L’Algérie est-elle devenue une préoccupation pour l’Egypte? Elle fait toujours l’actualité de la presse égyptienne. L’Algérie empêche toujours les Egyptiens de dormir et même de tourner en rond. Après le sport, la culture en passant par la politique, les Egyptiens n’hésitent pas à inventer de nouveaux scénarii pour vitupérer contre l’Algérie. A nouveau la diplomatie égyptienne engage une campagne médiatique contre l’Algérie.
A quelques mois du sommet arabe, prévue en mars à Tripoli en Libye, l’Egypte impute à l’Algérie un travail de coulisses visant à couper l’herbe sous les pieds de Amr Moussa, secrétaire général (Egyptien, la précision s’impose) de la Ligue arabe. Citant des sources diplomatiques de son pays, la presse égyptienne rapporte que l’Algérie mènerait une campagne diplomatique contre l’immuable secrétaire général de la Ligue. Selon la même source, l’Algérie aurait demandé aux pays arabes d’introduire un nouveau point à l’ordre du jour du prochain sommet de Tripoli.

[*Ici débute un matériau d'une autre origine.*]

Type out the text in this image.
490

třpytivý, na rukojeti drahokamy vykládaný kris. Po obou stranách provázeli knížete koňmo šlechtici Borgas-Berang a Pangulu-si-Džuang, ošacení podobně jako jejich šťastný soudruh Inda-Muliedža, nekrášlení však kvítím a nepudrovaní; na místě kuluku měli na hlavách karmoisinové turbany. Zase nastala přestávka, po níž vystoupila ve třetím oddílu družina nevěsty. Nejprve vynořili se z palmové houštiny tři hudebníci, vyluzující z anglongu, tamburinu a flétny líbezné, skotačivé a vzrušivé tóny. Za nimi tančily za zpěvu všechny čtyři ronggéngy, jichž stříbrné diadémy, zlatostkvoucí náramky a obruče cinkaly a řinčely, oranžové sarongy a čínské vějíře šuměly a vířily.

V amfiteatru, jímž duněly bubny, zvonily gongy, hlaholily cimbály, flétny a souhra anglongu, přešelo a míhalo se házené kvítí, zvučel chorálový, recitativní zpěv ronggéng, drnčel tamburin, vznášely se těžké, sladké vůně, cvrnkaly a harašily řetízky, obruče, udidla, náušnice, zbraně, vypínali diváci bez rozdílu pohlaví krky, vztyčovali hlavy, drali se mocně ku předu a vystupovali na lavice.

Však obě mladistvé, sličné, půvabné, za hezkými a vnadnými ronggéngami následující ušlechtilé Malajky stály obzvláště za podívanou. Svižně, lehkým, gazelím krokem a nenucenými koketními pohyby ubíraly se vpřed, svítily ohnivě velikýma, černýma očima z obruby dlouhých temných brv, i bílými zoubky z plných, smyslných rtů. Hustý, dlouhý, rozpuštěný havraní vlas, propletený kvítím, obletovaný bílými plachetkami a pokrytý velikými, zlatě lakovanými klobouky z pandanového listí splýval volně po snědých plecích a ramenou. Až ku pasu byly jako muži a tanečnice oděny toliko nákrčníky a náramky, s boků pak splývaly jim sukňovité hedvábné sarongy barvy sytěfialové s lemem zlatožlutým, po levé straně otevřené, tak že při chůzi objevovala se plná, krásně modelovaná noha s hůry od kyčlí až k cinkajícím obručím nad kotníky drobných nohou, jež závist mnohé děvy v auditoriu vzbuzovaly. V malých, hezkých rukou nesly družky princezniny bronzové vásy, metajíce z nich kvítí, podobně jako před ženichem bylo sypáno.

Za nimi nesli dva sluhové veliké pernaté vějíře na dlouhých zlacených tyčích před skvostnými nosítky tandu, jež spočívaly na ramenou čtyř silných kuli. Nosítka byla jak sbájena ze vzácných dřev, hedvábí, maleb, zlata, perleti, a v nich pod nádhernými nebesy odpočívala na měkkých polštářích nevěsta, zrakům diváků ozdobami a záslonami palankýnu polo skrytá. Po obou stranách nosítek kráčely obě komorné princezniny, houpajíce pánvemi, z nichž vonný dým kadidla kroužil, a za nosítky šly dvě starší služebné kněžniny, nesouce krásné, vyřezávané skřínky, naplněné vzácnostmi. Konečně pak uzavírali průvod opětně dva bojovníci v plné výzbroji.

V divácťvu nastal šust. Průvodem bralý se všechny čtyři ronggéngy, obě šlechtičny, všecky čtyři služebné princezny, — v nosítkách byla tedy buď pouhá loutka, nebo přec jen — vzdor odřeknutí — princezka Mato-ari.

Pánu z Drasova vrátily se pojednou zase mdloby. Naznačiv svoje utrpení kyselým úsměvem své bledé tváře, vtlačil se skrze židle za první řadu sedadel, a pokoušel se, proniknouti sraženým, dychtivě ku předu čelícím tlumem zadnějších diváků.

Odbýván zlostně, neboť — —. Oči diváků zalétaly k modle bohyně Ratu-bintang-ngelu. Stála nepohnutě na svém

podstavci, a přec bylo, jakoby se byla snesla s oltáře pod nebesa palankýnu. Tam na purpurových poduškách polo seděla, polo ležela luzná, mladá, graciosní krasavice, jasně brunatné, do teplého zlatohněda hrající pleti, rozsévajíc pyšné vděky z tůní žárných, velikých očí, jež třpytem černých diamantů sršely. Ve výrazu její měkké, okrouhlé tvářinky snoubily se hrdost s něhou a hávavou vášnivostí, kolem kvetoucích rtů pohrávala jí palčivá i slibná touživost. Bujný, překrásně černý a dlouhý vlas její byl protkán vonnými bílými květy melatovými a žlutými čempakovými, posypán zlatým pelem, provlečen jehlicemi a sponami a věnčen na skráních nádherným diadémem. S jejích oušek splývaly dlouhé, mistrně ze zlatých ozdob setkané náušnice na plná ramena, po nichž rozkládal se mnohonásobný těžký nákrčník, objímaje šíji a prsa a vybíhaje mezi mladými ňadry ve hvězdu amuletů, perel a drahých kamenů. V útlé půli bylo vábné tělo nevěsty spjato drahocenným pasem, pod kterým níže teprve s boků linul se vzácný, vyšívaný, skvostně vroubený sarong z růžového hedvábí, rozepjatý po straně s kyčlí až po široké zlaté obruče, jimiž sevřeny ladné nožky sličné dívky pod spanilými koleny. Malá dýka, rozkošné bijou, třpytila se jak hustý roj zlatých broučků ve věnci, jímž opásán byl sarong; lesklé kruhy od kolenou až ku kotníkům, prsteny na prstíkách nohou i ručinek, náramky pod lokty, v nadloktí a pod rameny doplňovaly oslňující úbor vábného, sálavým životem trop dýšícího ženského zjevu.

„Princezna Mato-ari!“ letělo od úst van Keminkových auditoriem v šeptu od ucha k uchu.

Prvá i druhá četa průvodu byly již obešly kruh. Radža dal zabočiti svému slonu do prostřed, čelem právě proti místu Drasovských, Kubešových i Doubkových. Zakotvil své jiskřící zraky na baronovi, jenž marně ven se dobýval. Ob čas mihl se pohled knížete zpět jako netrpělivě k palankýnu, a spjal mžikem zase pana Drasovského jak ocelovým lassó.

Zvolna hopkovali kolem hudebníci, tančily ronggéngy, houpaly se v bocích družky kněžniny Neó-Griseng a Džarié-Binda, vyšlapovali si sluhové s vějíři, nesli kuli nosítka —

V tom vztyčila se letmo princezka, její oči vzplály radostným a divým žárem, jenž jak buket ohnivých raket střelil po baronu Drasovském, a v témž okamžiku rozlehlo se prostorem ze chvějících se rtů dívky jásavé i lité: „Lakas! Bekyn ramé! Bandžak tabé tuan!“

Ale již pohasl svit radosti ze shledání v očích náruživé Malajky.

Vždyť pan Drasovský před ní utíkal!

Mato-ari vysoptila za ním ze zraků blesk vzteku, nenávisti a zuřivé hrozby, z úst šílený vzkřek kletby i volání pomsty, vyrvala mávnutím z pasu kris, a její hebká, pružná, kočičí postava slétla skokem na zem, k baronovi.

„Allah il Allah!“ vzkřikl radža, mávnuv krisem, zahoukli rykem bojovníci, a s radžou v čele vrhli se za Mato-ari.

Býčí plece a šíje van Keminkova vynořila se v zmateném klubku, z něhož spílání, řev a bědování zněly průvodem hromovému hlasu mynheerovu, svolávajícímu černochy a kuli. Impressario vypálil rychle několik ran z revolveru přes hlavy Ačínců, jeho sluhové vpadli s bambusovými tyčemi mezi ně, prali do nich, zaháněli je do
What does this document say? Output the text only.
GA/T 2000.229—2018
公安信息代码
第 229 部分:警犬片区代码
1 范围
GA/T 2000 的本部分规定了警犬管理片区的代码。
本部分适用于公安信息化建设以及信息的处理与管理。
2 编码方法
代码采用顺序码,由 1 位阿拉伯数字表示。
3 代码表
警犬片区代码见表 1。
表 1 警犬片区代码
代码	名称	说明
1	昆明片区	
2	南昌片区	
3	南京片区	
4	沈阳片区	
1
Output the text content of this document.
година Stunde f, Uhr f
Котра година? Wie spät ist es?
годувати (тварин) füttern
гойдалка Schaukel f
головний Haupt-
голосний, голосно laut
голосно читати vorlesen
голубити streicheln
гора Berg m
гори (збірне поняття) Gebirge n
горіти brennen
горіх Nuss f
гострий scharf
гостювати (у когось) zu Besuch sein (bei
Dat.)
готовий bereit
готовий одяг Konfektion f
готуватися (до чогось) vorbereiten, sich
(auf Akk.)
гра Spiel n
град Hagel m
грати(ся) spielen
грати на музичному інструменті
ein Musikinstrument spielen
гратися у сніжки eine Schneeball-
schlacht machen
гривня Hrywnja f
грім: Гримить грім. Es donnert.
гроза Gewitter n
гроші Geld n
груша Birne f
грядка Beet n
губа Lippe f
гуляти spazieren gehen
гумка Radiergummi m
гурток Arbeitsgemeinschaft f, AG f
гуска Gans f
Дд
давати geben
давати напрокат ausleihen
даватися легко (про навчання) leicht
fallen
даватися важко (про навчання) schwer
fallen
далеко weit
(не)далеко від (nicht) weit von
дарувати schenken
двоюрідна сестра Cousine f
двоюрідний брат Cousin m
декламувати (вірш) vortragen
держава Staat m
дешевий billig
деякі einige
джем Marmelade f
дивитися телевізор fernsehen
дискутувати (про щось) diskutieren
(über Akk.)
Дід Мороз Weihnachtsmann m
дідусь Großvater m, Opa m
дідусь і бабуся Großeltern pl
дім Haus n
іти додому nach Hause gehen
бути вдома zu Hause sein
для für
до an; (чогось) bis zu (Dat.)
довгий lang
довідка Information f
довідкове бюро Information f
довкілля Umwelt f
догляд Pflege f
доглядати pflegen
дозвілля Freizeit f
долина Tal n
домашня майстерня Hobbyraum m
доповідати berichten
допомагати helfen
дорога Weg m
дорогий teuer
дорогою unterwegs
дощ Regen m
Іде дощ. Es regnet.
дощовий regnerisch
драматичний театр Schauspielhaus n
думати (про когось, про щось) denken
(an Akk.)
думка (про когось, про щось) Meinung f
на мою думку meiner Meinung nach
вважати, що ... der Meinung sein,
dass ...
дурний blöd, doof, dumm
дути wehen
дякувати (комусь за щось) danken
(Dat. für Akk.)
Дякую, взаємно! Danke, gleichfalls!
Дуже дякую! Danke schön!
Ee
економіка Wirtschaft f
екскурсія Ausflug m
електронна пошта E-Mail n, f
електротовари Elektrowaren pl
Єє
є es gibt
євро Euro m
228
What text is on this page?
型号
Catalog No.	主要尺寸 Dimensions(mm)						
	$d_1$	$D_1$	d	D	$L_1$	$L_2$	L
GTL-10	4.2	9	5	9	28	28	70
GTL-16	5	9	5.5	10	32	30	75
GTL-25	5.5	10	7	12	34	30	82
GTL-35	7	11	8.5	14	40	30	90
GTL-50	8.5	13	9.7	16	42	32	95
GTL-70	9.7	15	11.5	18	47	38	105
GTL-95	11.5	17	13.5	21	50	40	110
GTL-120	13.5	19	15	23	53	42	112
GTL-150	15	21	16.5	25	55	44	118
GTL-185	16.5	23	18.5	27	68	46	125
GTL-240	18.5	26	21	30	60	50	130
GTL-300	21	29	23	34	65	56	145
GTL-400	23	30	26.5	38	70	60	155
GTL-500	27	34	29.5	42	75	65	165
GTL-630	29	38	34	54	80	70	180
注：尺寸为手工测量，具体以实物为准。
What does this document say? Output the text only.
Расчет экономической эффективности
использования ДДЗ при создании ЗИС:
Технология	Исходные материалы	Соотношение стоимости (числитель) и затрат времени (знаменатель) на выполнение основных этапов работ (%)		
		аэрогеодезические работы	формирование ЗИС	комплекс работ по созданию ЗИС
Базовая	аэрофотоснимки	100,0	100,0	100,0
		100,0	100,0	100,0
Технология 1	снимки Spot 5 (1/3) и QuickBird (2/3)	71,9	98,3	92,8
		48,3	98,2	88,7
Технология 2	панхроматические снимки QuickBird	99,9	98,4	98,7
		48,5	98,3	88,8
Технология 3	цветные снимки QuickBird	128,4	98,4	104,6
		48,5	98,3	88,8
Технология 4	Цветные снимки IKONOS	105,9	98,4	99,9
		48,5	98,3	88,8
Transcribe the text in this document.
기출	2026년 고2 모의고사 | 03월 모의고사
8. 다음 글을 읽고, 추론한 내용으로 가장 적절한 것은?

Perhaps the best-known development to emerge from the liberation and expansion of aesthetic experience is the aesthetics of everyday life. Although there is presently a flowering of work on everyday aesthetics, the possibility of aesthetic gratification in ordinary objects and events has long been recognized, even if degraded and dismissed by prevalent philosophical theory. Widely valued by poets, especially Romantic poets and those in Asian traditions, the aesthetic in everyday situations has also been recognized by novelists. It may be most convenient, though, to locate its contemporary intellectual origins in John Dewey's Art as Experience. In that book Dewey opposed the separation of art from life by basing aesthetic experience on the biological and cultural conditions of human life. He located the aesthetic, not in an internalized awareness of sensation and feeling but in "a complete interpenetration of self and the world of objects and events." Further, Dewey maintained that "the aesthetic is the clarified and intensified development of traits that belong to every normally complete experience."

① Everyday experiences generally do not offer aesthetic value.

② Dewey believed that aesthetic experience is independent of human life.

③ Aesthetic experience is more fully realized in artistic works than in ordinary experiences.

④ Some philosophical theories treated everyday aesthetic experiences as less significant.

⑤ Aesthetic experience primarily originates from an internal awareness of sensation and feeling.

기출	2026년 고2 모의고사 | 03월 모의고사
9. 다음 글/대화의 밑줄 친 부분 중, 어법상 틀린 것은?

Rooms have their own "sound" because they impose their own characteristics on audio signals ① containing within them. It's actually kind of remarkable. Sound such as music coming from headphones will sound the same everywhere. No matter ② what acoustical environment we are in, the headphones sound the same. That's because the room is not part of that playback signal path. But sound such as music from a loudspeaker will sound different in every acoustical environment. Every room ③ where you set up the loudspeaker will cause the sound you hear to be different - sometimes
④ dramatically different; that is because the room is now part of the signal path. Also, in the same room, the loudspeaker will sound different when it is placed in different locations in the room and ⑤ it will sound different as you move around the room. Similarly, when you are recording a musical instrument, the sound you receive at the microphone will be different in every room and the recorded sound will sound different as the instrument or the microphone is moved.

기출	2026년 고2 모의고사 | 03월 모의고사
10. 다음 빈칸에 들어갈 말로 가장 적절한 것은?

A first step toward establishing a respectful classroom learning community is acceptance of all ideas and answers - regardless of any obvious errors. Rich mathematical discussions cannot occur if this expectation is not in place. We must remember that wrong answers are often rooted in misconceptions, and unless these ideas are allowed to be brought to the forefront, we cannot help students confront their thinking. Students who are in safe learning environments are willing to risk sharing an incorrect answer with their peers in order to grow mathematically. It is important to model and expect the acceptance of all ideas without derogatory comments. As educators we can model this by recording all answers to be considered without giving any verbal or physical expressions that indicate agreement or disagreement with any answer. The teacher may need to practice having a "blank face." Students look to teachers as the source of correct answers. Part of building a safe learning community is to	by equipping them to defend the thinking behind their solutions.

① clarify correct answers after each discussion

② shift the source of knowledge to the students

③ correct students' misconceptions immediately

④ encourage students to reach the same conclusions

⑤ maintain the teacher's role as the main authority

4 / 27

Il s’agirait d’inscrire, en fait de revenir, sur la question de l’alternance du secrétariat général lors des prochains travaux de la Ligue arabe. Autrement dit, tous les pays membres auront droit à assumer, durant un mandat limité, le poste de secrétaire général. Ce qui n’est pas pour plaire aux Egyptiens qui estiment ce poste comme étant la propriété de l’Egypte.
A noter que l’actuel mandat de Amr Moussa s’achèvera l’année prochaine. Le secrétaire général est désigné par consensus, sans vote, entre les pays membres. La diplomatie égyptienne s’est mise en branle pour préparer le terrain dès maintenant afin d’assurer un nouveau mandat à Amr Moussa qui, en affirmant de ne pas avoir d’ambition présidentielle, laisse la porte ouverte à Gamal Moubarak pour succéder à son père, Hosni Moubarak au pouvoir depuis 1981. L’Égypte accuse l’Algérie de manipuler d’autres pays arabes tels la Syrie et le Qatar, lesquels auraient incité, à leur tour, le Guide libyen, Mouamar El Gueddafi (la Libye assume la présidence tournante de la Ligue) à inscrire ce point à l’ordre du jour de la réunion du 27 mars prochain.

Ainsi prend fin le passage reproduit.